William bercerita kepada Scarlett kalau tidak memasak—well, memang bukan sesuatu yang mengejutkan bagi Scarlett. Alih-alih memasak, setiap pagi pria itu hanya makan sereal corn flakes dan whey. Kadang-kadang tanpa susu, hanya dimakan layaknya makan camilan. Whey-nya pun hanya diseduh menggunakan air keran, bukan menggunakan air kemasan yang disimpan di kulkas lantaran gumpalan whey-nya lebih lama larut. Waktu itu William membela diri dengan berdalih, “Aku hanya bersikap praktis.”
Scarlett lantas mengejeknya, “Itu malas, bukan praktis. Dan aku yakin kau sama sekali tidak bisa memasak. Aku ingat di kelas memasakku, kau tidak bisa menyalakan kompor.”
“Memang aku tak bisa memasak sama sekali. Kalau makan siang dan malam, aku makan di luar. Kegiatanku juga lebih banyak di luar. Jadi, apa gunanya menimbun bahan makanan yang tak bisa kuolah? Makanan itu tidak bisa secara ajaib langsung jadi dengan sendirinya, Darl,” papar William logis sembari mengacungkan garpu ke arah Scarlett.

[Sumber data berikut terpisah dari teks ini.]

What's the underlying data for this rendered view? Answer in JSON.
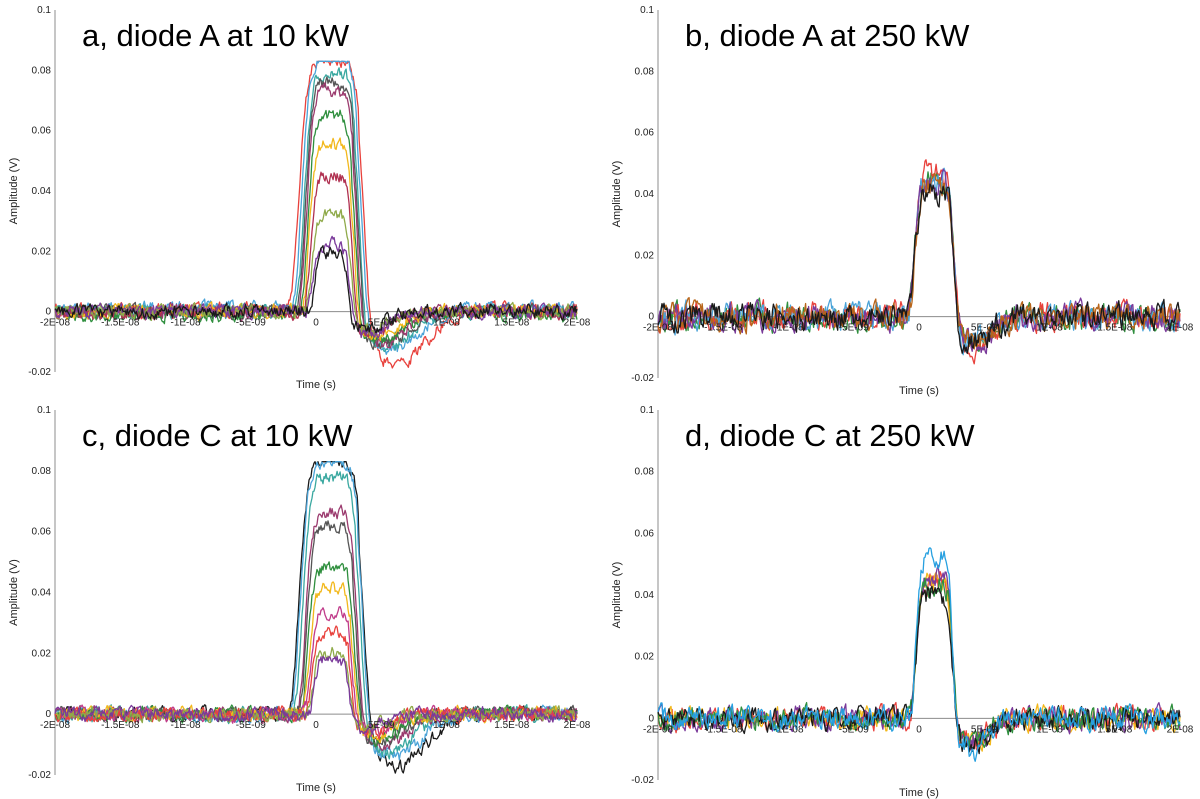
{
  "chart_data": [
    {
      "type": "line",
      "title": "a, diode A at 10 kW",
      "xlabel": "Time (s)",
      "ylabel": "Amplitude (V)",
      "xlim": [
        -2e-08,
        2e-08
      ],
      "ylim": [
        -0.02,
        0.1
      ],
      "y_ticks": [
        "0.1",
        "0.08",
        "0.06",
        "0.04",
        "0.02",
        "0",
        "-0.02"
      ],
      "x_ticks": [
        "-2E-08",
        "-1.5E-08",
        "-1E-08",
        "-5E-09",
        "0",
        "5E-09",
        "1E-08",
        "1.5E-08",
        "2E-08"
      ],
      "grid": false,
      "noise_amplitude": 0.004,
      "series": [
        {
          "color": "#e8413c",
          "peak": 0.083,
          "pulse_width": 2.6e-09,
          "undershoot": -0.018,
          "baseline": 0.0005
        },
        {
          "color": "#4aa3d8",
          "peak": 0.083,
          "pulse_width": 2.4e-09,
          "undershoot": -0.014,
          "baseline": 0.001
        },
        {
          "color": "#3aa8a0",
          "peak": 0.079,
          "pulse_width": 2.2e-09,
          "undershoot": -0.012,
          "baseline": 0.0
        },
        {
          "color": "#555555",
          "peak": 0.076,
          "pulse_width": 2.1e-09,
          "undershoot": -0.011,
          "baseline": 0.0
        },
        {
          "color": "#9b3a6e",
          "peak": 0.073,
          "pulse_width": 2e-09,
          "undershoot": -0.01,
          "baseline": 0.0
        },
        {
          "color": "#2f8f3e",
          "peak": 0.066,
          "pulse_width": 1.9e-09,
          "undershoot": -0.009,
          "baseline": -0.001
        },
        {
          "color": "#f2b81c",
          "peak": 0.055,
          "pulse_width": 1.8e-09,
          "undershoot": -0.008,
          "baseline": 0.0
        },
        {
          "color": "#b03050",
          "peak": 0.045,
          "pulse_width": 1.7e-09,
          "undershoot": -0.007,
          "baseline": 0.0
        },
        {
          "color": "#8faa4a",
          "peak": 0.032,
          "pulse_width": 1.6e-09,
          "undershoot": -0.006,
          "baseline": 0.0
        },
        {
          "color": "#7a3a9a",
          "peak": 0.022,
          "pulse_width": 1.5e-09,
          "undershoot": -0.008,
          "baseline": 0.0
        },
        {
          "color": "#1a1a1a",
          "peak": 0.019,
          "pulse_width": 1.4e-09,
          "undershoot": -0.006,
          "baseline": 0.0
        }
      ]
    },
    {
      "type": "line",
      "title": "b, diode A at 250 kW",
      "xlabel": "Time (s)",
      "ylabel": "Amplitude (V)",
      "xlim": [
        -2e-08,
        2e-08
      ],
      "ylim": [
        -0.02,
        0.1
      ],
      "y_ticks": [
        "0.1",
        "0.08",
        "0.06",
        "0.04",
        "0.02",
        "0",
        "-0.02"
      ],
      "x_ticks": [
        "-2E-08",
        "-1.5E-08",
        "-1E-08",
        "-5E-09",
        "0",
        "5E-09",
        "1E-08",
        "1.5E-08",
        "2E-08"
      ],
      "grid": false,
      "noise_amplitude": 0.0075,
      "series": [
        {
          "color": "#2f8f3e",
          "peak": 0.045,
          "pulse_width": 1.6e-09,
          "undershoot": -0.008,
          "baseline": 0.0
        },
        {
          "color": "#e8413c",
          "peak": 0.047,
          "pulse_width": 1.6e-09,
          "undershoot": -0.01,
          "baseline": 0.0
        },
        {
          "color": "#4aa3d8",
          "peak": 0.044,
          "pulse_width": 1.6e-09,
          "undershoot": -0.009,
          "baseline": 0.0
        },
        {
          "color": "#7a3a9a",
          "peak": 0.043,
          "pulse_width": 1.6e-09,
          "undershoot": -0.008,
          "baseline": 0.0
        },
        {
          "color": "#b8651a",
          "peak": 0.042,
          "pulse_width": 1.6e-09,
          "undershoot": -0.008,
          "baseline": 0.0
        },
        {
          "color": "#1a1a1a",
          "peak": 0.04,
          "pulse_width": 1.6e-09,
          "undershoot": -0.008,
          "baseline": 0.0
        }
      ]
    },
    {
      "type": "line",
      "title": "c, diode C at 10 kW",
      "xlabel": "Time (s)",
      "ylabel": "Amplitude (V)",
      "xlim": [
        -2e-08,
        2e-08
      ],
      "ylim": [
        -0.02,
        0.1
      ],
      "y_ticks": [
        "0.1",
        "0.08",
        "0.06",
        "0.04",
        "0.02",
        "0",
        "-0.02"
      ],
      "x_ticks": [
        "-2E-08",
        "-1.5E-08",
        "-1E-08",
        "-5E-09",
        "0",
        "5E-09",
        "1E-08",
        "1.5E-08",
        "2E-08"
      ],
      "grid": false,
      "noise_amplitude": 0.004,
      "series": [
        {
          "color": "#1a1a1a",
          "peak": 0.083,
          "pulse_width": 2.6e-09,
          "undershoot": -0.017,
          "baseline": 0.0
        },
        {
          "color": "#4aa3d8",
          "peak": 0.083,
          "pulse_width": 2.5e-09,
          "undershoot": -0.014,
          "baseline": 0.0
        },
        {
          "color": "#3aa8a0",
          "peak": 0.078,
          "pulse_width": 2.3e-09,
          "undershoot": -0.012,
          "baseline": 0.0
        },
        {
          "color": "#9b3a6e",
          "peak": 0.066,
          "pulse_width": 2.1e-09,
          "undershoot": -0.01,
          "baseline": 0.0
        },
        {
          "color": "#555555",
          "peak": 0.062,
          "pulse_width": 2e-09,
          "undershoot": -0.009,
          "baseline": 0.0
        },
        {
          "color": "#2f8f3e",
          "peak": 0.048,
          "pulse_width": 1.9e-09,
          "undershoot": -0.008,
          "baseline": 0.0
        },
        {
          "color": "#f2b81c",
          "peak": 0.041,
          "pulse_width": 1.8e-09,
          "undershoot": -0.007,
          "baseline": 0.0
        },
        {
          "color": "#c03b8a",
          "peak": 0.034,
          "pulse_width": 1.7e-09,
          "undershoot": -0.006,
          "baseline": 0.0
        },
        {
          "color": "#e8413c",
          "peak": 0.027,
          "pulse_width": 1.6e-09,
          "undershoot": -0.006,
          "baseline": 0.0
        },
        {
          "color": "#8faa4a",
          "peak": 0.02,
          "pulse_width": 1.5e-09,
          "undershoot": -0.005,
          "baseline": 0.0
        },
        {
          "color": "#7a3a9a",
          "peak": 0.018,
          "pulse_width": 1.4e-09,
          "undershoot": -0.005,
          "baseline": 0.0
        }
      ]
    },
    {
      "type": "line",
      "title": "d, diode C at 250 kW",
      "xlabel": "Time (s)",
      "ylabel": "Amplitude (V)",
      "xlim": [
        -2e-08,
        2e-08
      ],
      "ylim": [
        -0.02,
        0.1
      ],
      "y_ticks": [
        "0.1",
        "0.08",
        "0.06",
        "0.04",
        "0.02",
        "0",
        "-0.02"
      ],
      "x_ticks": [
        "-2E-08",
        "-1.5E-08",
        "-1E-08",
        "-5E-09",
        "0",
        "5E-09",
        "1E-08",
        "1.5E-08",
        "2E-08"
      ],
      "grid": false,
      "noise_amplitude": 0.0065,
      "series": [
        {
          "color": "#e8413c",
          "peak": 0.044,
          "pulse_width": 1.5e-09,
          "undershoot": -0.008,
          "baseline": 0.0
        },
        {
          "color": "#f2b81c",
          "peak": 0.045,
          "pulse_width": 1.5e-09,
          "undershoot": -0.008,
          "baseline": 0.0
        },
        {
          "color": "#7a3a9a",
          "peak": 0.046,
          "pulse_width": 1.5e-09,
          "undershoot": -0.008,
          "baseline": 0.0
        },
        {
          "color": "#2f8f3e",
          "peak": 0.044,
          "pulse_width": 1.5e-09,
          "undershoot": -0.008,
          "baseline": 0.0
        },
        {
          "color": "#1a1a1a",
          "peak": 0.04,
          "pulse_width": 1.5e-09,
          "undershoot": -0.009,
          "baseline": 0.0
        },
        {
          "color": "#27a0e0",
          "peak": 0.052,
          "pulse_width": 1.5e-09,
          "undershoot": -0.01,
          "baseline": 0.0
        }
      ]
    }
  ]
}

“Tapi ada yang namanya profesi chef pribadi di dunia ini, Will,” bantah Scarlett masih dengan senyum gelinya, “aku yakin kau sangat bisa merekrutnya.”
Kebanyakan orang akan menerima daftar rekomendasi menu dari chef pribadi untuk seminggu penuh. Berupa makanan berat untuk sarapan, makan siang, makan malam, camilan, jus, es krim, atau makanan penutup. Biasanya, chef yang akan berbelanja. Namun, tidak menutup kemungkinan bila sudah ada bahan-bahan yang tersedia, chef akan mengolahnya. Chef akan memasak selama berjam-jam di rumah klien untuk persediaan hingga seminggu ke depan. Masakan-masakan tersebut lalu diletakkan di lemari pendingin. Setiap makanan akan diberi catatan; nama makanan, tanggal kadaluwarsa atau tanggal basi, serta cara menghangatkannya bila akan dimakan sewaktu-waktu.
“Memang. Tapi seperti yang kubilang tadi, Darl. Aku lebih suka bersikap praktis. Omong-omong, apa aku sudah pernah bilang kau sangat seksi kalau suka membantah seperti ini?” Tatapan nakal pria itu diberikan cuma-cuma pada Scarlett. William pun meminta persetujuan dari Jenna. “Benar, kan, Pumpkin? Mom sangat seksi.”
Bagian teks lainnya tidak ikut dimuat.